Le jeux de « bèque » y était semblable, mais tandis que le parcours du Soustet était plat, celui de La Bourgade se déroulait sur un sol rocailleux par endroits : un chemin de terre dominé par la masse sombre de la Tour qui répercutait les cris monotones du « Dugou », le hibou grand-duc perché dans les roches ou peut-être sur le vieux cyprès rustique qui se dressait à mi-pente ; deux notes tristes dans le soir : « Hou...Hou », « Hou...Hou ».

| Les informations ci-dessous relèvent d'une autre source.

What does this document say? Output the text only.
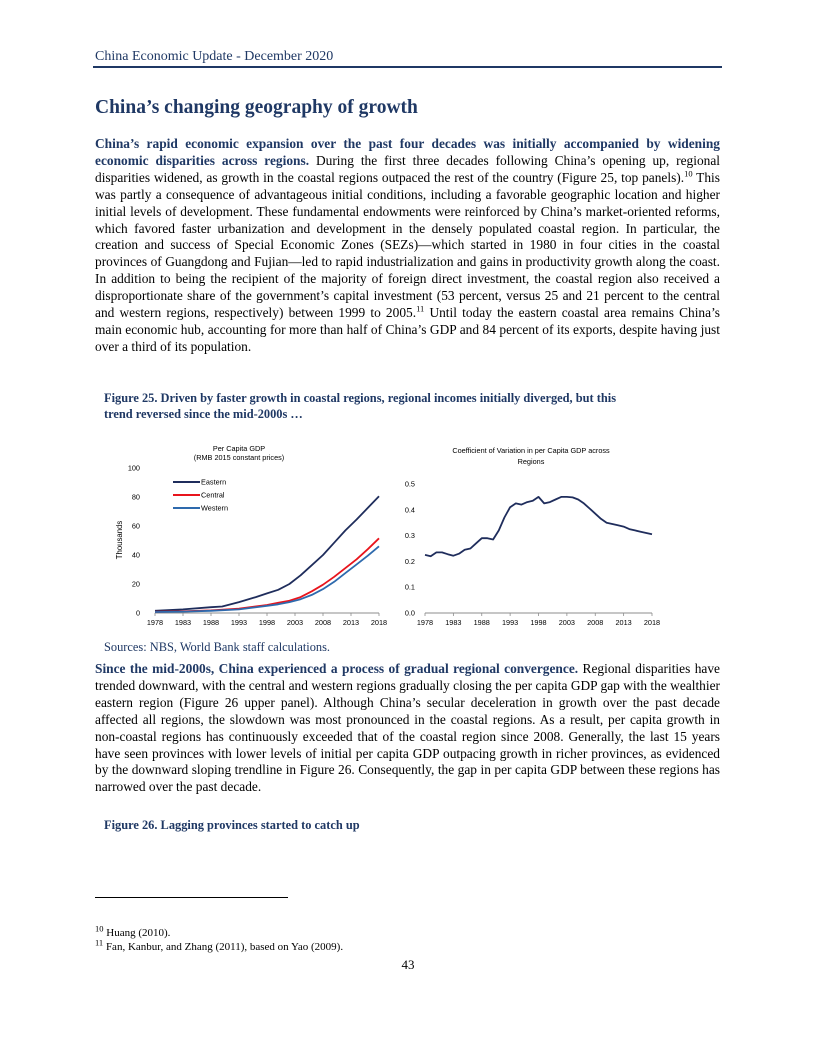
China Economic Update - December 2020
China’s changing geography of growth

China’s rapid economic expansion over the past four decades was initially accompanied by widening economic disparities across regions. During the first three decades following China’s opening up, regional disparities widened, as growth in the coastal regions outpaced the rest of the country (Figure 25, top panels).$^{10}$ This was partly a consequence of advantageous initial conditions, including a favorable geographic location and higher initial levels of development. These fundamental endowments were reinforced by China’s market-oriented reforms, which favored faster urbanization and development in the densely populated coastal region. In particular, the creation and success of Special Economic Zones (SEZs)—which started in 1980 in four cities in the coastal provinces of Guangdong and Fujian—led to rapid industrialization and gains in productivity growth along the coast. In addition to being the recipient of the majority of foreign direct investment, the coastal region also received a disproportionate share of the government’s capital investment (53 percent, versus 25 and 21 percent to the central and western regions, respectively) between 1999 to 2005.11 Until today the eastern coastal area remains China’s main economic hub, accounting for more than half of China’s GDP and 84 percent of its exports, despite having just over a third of its population.

Figure 25. Driven by faster growth in coastal regions, regional incomes initially diverged, but this
trend reversed since the mid-2000s …
Per Capita GDP
(RMB 2015 constant prices)
Thousands
0
20
40
60
80
100
1978 1983 1988 1993 1998 2003 2008 2013 2018
Eastern
Central
Western
Coefficient of Variation in per Capita GDP across
Regions
0.0
0.1
0.2
0.3
0.4
0.5
1978 1983 1988 1993 1998 2003 2008 2013 2018
Sources: NBS, World Bank staff calculations.

Since the mid-2000s, China experienced a process of gradual regional convergence. Regional disparities have trended downward, with the central and western regions gradually closing the per capita GDP gap with the wealthier eastern region (Figure 26 upper panel). Although China’s secular deceleration in growth over the past decade affected all regions, the slowdown was most pronounced in the coastal regions. As a result, per capita growth in non-coastal regions has continuously exceeded that of the coastal region since 2008. Generally, the last 15 years have seen provinces with lower levels of initial per capita GDP outpacing growth in richer provinces, as evidenced by the downward sloping trendline in Figure 26. Consequently, the gap in per capita GDP between these regions has narrowed over the past decade.

Figure 26. Lagging provinces started to catch up
$^{10}$ Huang (2010).
$^{11}$ Fan, Kanbur, and Zhang (2011), based on Yao (2009).
43
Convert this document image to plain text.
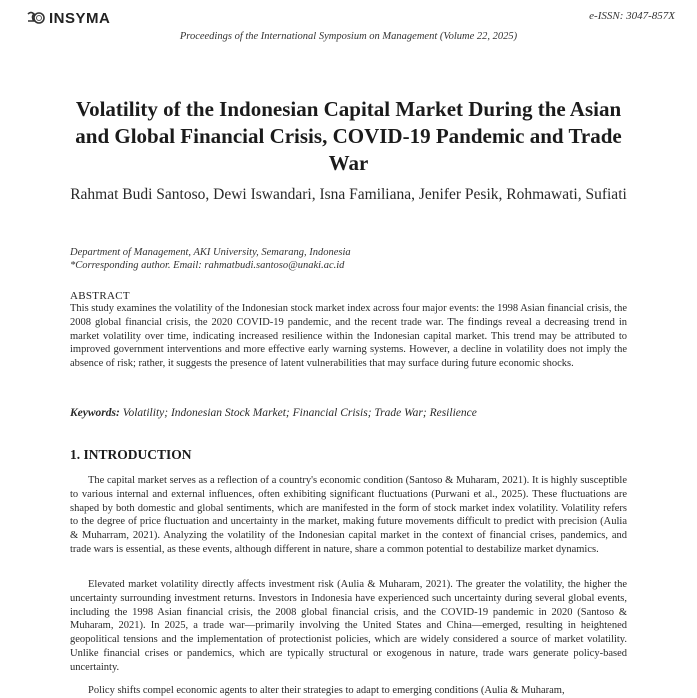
INSYMA	e-ISSN: 3047-857X
Proceedings of the International Symposium on Management (Volume 22, 2025)
Volatility of the Indonesian Capital Market During the Asian and Global Financial Crisis, COVID-19 Pandemic and Trade War
Rahmat Budi Santoso, Dewi Iswandari, Isna Familiana, Jenifer Pesik, Rohmawati, Sufiati
Department of Management, AKI University, Semarang, Indonesia
*Corresponding author. Email: rahmatbudi.santoso@unaki.ac.id
ABSTRACT
This study examines the volatility of the Indonesian stock market index across four major events: the 1998 Asian financial crisis, the 2008 global financial crisis, the 2020 COVID-19 pandemic, and the recent trade war. The findings reveal a decreasing trend in market volatility over time, indicating increased resilience within the Indonesian capital market. This trend may be attributed to improved government interventions and more effective early warning systems. However, a decline in volatility does not imply the absence of risk; rather, it suggests the presence of latent vulnerabilities that may surface during future economic shocks.
Keywords: Volatility; Indonesian Stock Market; Financial Crisis; Trade War; Resilience
1. INTRODUCTION
The capital market serves as a reflection of a country's economic condition (Santoso & Muharam, 2021). It is highly susceptible to various internal and external influences, often exhibiting significant fluctuations (Purwani et al., 2025). These fluctuations are shaped by both domestic and global sentiments, which are manifested in the form of stock market index volatility. Volatility refers to the degree of price fluctuation and uncertainty in the market, making future movements difficult to predict with precision (Aulia & Muharram, 2021). Analyzing the volatility of the Indonesian capital market in the context of financial crises, pandemics, and trade wars is essential, as these events, although different in nature, share a common potential to destabilize market dynamics.
Elevated market volatility directly affects investment risk (Aulia & Muharam, 2021). The greater the volatility, the higher the uncertainty surrounding investment returns. Investors in Indonesia have experienced such uncertainty during several global events, including the 1998 Asian financial crisis, the 2008 global financial crisis, and the COVID-19 pandemic in 2020 (Santoso & Muharam, 2021). In 2025, a trade war—primarily involving the United States and China—emerged, resulting in heightened geopolitical tensions and the implementation of protectionist policies, which are widely considered a source of market volatility. Unlike financial crises or pandemics, which are typically structural or exogenous in nature, trade wars generate policy-based uncertainty.
Policy shifts compel economic agents to alter their strategies to adapt to emerging conditions (Aulia & Muharam,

Cependant, poursuivis et poursuivant dévalaient d’un train d’enfer l’étroit passage de la Crimeye, à grandes enjambées qui effrayaient les poules de la maison Maurin à l’heure où elles rentraient au poulailler. Les volailles épouvantées s’enfuyaient, battant des ailes et poussant de grands cris, amplifiés par l’écho, qui alertaient le grand-père Maurin surnommé « le Mi » (vraisemblablement un diminutif de son prénom).

Le Mi, déjà âgé, avec son visage anguleux, son menton osseux et sa barbe blanche nous terrifiait. Il s’engageait derrière nous sous la galerie en brandissant, d’un air menaçant, une longue latte de saule. Sans doute ses gestes n’avaient-ils qu’un caractère purement dissuasif car jamais il n’atteignit quelqu’un ; nous le redoutions, mais cette crainte faisait partie du jeu au point que, de temps en temps, pour faire vibrer ce sentiment de peur qui nous hantait dans la ruelle l’un d’entre nous annonçait, sans raison apparente, l’arrivée imminente du croquemitaine : « Le Mi !... Le Mi ! ». Et nous courions de plus belle en frissonnant délicieusement...

Lorsque nous nous trouvions en nombre suffisant nous jouions « aux gendarmes et aux voleurs » – appellation consacrée par l’usage. Deux groupes antagonistes se formaient par cooptation, le territoire autorisé était préalablement défini. C’était, en général, la grande rue et la Rosière avec les passages adjacents.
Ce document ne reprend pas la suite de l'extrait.